De resten van het loopgravenstelsel, dat dwars door het gebied verliep, is slechts gedeeltelijk in het  vlak aangetroffen. Het loopgravenstelsel zoals weergegeven op luchtfoto’s en kaartenmateriaal, kan  worden onderverdeeld in de eigenlijke loopgraven aangelegd in min of meer parallelle linies, die met  elkaar in verbinding staan door de communicatieloopgraven. Deze loopgraven bestonden immers uit  verschillende  gedeeltelijk  ingegraven  segmenten,  aangezien  de  locatie  zich  achter  de  frontlinie  bevond.  De  verbinding  tussen  de  segmenten  van  loopgraven  bestond  vermoedelijk  uit  op  het  maaiveld  gelegen  duckboard  tracks.  Duckboards  zijn  gestandaardiseerde  ca.  2m  lange  en  ca/  40cm  brede  laddervormige  constructies  bestaande  uit  twee  langse  traversen  met  daarop  een  reeks  rechthoekige  plankjes  genageld.  Deze  elementen  werden  massaal  vervaardigd  en  moesten  zorgen  voor  een  vlotte  doorgang  van  de  infanterie  in  zeer  natte  condities.  De  verbinding  tussen  de  loopgraven, de barakken en de Zonnebeekseweg, bestond mogelijk ook uit dergelijke tracks.  

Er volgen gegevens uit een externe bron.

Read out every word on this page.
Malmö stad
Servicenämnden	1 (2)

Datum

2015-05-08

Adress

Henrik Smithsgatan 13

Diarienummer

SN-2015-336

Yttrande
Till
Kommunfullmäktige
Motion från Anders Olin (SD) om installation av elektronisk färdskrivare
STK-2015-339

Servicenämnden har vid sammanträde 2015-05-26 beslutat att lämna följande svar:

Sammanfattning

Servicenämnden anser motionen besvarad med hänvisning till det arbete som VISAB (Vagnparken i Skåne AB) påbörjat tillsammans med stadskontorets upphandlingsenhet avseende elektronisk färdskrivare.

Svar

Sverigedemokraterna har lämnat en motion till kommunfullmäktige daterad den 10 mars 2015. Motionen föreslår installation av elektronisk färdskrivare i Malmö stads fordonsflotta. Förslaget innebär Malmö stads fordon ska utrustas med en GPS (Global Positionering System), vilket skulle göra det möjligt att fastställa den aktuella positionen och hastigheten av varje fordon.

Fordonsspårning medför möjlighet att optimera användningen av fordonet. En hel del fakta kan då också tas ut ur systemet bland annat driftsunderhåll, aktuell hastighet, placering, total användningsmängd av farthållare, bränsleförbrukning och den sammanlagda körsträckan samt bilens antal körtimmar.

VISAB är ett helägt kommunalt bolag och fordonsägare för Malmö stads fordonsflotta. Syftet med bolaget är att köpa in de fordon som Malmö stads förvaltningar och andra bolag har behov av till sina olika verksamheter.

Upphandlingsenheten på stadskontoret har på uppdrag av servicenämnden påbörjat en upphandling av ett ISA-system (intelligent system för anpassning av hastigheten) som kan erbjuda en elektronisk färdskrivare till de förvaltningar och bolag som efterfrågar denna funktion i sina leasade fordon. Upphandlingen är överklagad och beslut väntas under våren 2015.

Het  loopgravenstelsel  bestond  dus  uit  een  gedeelte  bovengrondse  structuren  en  een  gedeelte  ingegraven structuren. Na het opruimen van de woestenij en het terug bewerkbaar maken van het  landschap werd wat nog restte van de bovengrondse structuren genivelleerd. De bewaringsgraad van  de ingegraven structuren is afhankelijk van de bodemtextuur en de diepte van de verstoring  van de  latere  landbouwactiviteiten.  Van  de  7  loopgravensegmenten  die  op  de  luchtfoto’s  zichtbaar  zijn,  werden  er  2  met  zekerheid  aangetroffen  (sporen  50  en  333)  en  vermoedelijk  ook  een  derde  loopgraaf.  De  bewaring  van  de  loopgraven  is  echter  matig.  Dit  heeft  vermoedelijk  te  maken  heeft  met de constructie als dusdanig: de loopgraven werden ondiep aangelegd (in tegenstelling tot deze  in  de  gevechtslinie),  het  gebruik  van  vergankelijke  materialen  en  voorzien  van  een  opgeworpen  borstwering, het zogenaamde parapet, verstevigd met zandzakken, hoog genoeg om bescherming te  bieden  ((Saunders  A.,  2000)  en  (Griffith  P.,  2004)).  Dit  zou  verklaren  waarom  de  aangetroffen  loopgraven ondiep  bewaard zijn. Er lijkt dus een  klein gedeelte van het volledige loopgravenstelsel  binnen het onderzoeksgebied nog bewaard.